AMNews: Some payers are members of the consortium. What is their role in developing quality measures?
Dr. Haralson: The NQF and the AQA require, and we agree, that the payer and the consumer need to be involved in developing the measures. They have to be vetted amongst the payer and the customer community.
The payer needs to know this data can be collected and is meaningful. One of the problems we're having is that payers would rather have data that's collected from administrative claims because if it's not already in the computer, it requires data abstraction from the charts, which is extremely time-consuming and costly. That limits us significantly because there's only so much data available and we'd like to be measured more on outcomes than on process. ...
We're going to need both. Outcome measures will tell you if you have a problem, and process measures identify where it is. But right now we're stuck on processes. ... We're going to need to learn how to do outcomes and that's going to take some time.
AMNews: As much interest as there is in pay-for-performance as a way to drive quality improvement, the evidence that it actually works is pretty modest. Will pay-for-performance improve health care quality?
Dr. Haralson: What CMS is doing, the 1.5%, probably isn't enough to make physicians want to do this, so [doctors] are not doing it for the money but to learn how to do it. We think it will be mandatory eventually. It doesn't really matter what CMS does, because all the other payers are doing this and are hell-bent for leather. ...
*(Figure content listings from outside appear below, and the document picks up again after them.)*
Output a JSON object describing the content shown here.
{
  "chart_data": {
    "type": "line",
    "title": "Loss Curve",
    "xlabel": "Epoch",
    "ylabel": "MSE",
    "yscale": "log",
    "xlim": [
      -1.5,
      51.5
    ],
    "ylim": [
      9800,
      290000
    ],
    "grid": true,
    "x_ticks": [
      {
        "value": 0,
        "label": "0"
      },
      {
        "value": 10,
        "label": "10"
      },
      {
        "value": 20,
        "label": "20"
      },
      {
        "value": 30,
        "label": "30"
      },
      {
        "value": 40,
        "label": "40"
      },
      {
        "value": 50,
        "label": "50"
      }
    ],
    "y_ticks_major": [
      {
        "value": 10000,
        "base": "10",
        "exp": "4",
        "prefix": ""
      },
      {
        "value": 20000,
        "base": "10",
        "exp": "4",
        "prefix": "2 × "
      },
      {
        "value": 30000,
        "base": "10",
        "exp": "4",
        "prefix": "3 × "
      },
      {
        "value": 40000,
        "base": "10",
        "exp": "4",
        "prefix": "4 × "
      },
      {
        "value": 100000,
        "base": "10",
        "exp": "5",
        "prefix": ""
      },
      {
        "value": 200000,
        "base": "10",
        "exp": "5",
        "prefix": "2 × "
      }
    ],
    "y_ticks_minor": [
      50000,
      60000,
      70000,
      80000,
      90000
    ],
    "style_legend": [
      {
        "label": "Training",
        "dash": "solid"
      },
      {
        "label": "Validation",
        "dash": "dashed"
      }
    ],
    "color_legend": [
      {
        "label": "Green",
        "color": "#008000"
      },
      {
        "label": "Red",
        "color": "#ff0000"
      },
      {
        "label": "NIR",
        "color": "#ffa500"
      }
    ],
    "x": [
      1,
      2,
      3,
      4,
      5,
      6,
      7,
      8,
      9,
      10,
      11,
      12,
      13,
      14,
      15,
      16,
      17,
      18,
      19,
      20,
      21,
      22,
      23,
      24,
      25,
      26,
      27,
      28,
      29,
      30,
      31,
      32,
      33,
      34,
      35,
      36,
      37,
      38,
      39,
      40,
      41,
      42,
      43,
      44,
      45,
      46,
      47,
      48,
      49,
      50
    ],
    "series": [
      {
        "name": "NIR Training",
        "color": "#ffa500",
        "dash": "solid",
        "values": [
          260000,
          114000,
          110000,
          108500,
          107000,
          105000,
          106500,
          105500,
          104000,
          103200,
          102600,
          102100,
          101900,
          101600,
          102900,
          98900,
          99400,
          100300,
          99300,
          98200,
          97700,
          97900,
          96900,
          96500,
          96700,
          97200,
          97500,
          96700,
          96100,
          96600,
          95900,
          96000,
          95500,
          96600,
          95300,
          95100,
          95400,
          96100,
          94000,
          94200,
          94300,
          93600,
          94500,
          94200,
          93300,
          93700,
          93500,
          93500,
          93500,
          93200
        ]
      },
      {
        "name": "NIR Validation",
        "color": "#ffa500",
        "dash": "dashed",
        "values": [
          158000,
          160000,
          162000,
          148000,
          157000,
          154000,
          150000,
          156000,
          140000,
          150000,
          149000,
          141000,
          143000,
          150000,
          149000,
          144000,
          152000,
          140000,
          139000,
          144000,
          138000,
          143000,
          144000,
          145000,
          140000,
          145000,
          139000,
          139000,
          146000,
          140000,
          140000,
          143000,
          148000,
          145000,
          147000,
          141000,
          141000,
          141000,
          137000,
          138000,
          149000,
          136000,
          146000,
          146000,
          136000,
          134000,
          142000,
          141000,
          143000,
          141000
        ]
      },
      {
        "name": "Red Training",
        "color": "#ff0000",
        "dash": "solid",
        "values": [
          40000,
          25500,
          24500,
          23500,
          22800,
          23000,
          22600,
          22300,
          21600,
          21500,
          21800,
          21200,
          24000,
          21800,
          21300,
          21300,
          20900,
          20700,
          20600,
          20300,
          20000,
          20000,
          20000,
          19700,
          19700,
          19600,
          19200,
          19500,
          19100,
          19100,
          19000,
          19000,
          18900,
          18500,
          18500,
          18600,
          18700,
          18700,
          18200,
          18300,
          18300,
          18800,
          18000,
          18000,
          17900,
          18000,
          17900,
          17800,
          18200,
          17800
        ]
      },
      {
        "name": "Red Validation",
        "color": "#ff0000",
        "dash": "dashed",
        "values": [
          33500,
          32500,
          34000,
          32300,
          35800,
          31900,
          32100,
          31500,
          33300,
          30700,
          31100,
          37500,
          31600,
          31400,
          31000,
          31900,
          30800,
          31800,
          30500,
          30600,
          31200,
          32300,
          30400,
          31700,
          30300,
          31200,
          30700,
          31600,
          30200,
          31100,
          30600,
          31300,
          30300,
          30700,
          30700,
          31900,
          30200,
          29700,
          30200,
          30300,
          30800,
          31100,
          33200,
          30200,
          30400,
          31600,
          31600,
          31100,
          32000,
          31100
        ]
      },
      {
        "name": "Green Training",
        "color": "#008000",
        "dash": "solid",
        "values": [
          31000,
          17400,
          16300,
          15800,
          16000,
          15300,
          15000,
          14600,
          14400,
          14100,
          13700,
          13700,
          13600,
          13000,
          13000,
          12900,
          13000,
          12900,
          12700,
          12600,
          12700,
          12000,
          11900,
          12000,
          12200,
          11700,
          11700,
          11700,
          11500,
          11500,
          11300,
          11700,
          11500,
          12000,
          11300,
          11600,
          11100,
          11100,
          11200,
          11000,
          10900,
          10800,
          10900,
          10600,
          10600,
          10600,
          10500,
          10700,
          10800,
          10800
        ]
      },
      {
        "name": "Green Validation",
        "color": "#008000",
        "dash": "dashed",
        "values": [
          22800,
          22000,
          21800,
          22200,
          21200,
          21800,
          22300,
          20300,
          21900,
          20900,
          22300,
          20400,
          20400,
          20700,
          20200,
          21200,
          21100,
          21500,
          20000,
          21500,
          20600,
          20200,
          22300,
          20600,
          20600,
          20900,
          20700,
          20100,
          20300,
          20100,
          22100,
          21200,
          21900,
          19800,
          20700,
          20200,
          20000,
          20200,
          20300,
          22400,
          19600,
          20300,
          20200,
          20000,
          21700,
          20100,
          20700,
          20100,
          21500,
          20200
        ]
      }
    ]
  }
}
I frankly think that pay-for-performance will eventually go away. I think what's going to be here forever is the necessity that we assess and report quality. The quality movement is here to stay -- I'm convinced of that. And I frankly think it will be better for medicine. I'm a little embarrassed that they had to attach money to it before we physicians started assessing quality. But once that is ingrained in everybody's culture, then they are going to quit paying for it because they won't have to. ...
There is tons of evidence that if you just show physicians where they are not up to the standard they will improve. You don't have to pay them or penalize them. Just show them the data and they will improve.
AMNews: What about the concern that pay-for-performance or pay-for-reporting could actually worsen racial and ethnic health disparities?
Dr. Haralson: The answer there is risk adjustment. There are ways to risk adjust, but unfortunately they are not very good. ... The consortium has not addressed risk adjustment, but we'll need to get into that eventually because I think that's extremely important to prevent the cherry- picking of patients.
AMNews: What about cost, then? Health plans certainly view it as part of physician performance as evidenced by plans' widespread use of ill-defined efficiency measures.
Dr. Haralson: We need to define efficiency. The way I like to define it is cost divided by quality. I can take care of patients very cheaply if I don't give them good quality care. I think it's extremely dangerous for anybody to assess cost without looking at quality. ...
If an insurance company or anybody else is tracking my quality and my cost, if how they do that is not transparent to me then I don't know how to get better. If they want physicians to improve on quality and expenditures, we need to know how you're measuring us beforehand. So, I think the "black boxes" are probably going to go away. ...
The consortium is not developing efficiency measures yet, but in the strategic planning session we had [in March] that's one of the things we addressed. We definitely will look into efficiency measures.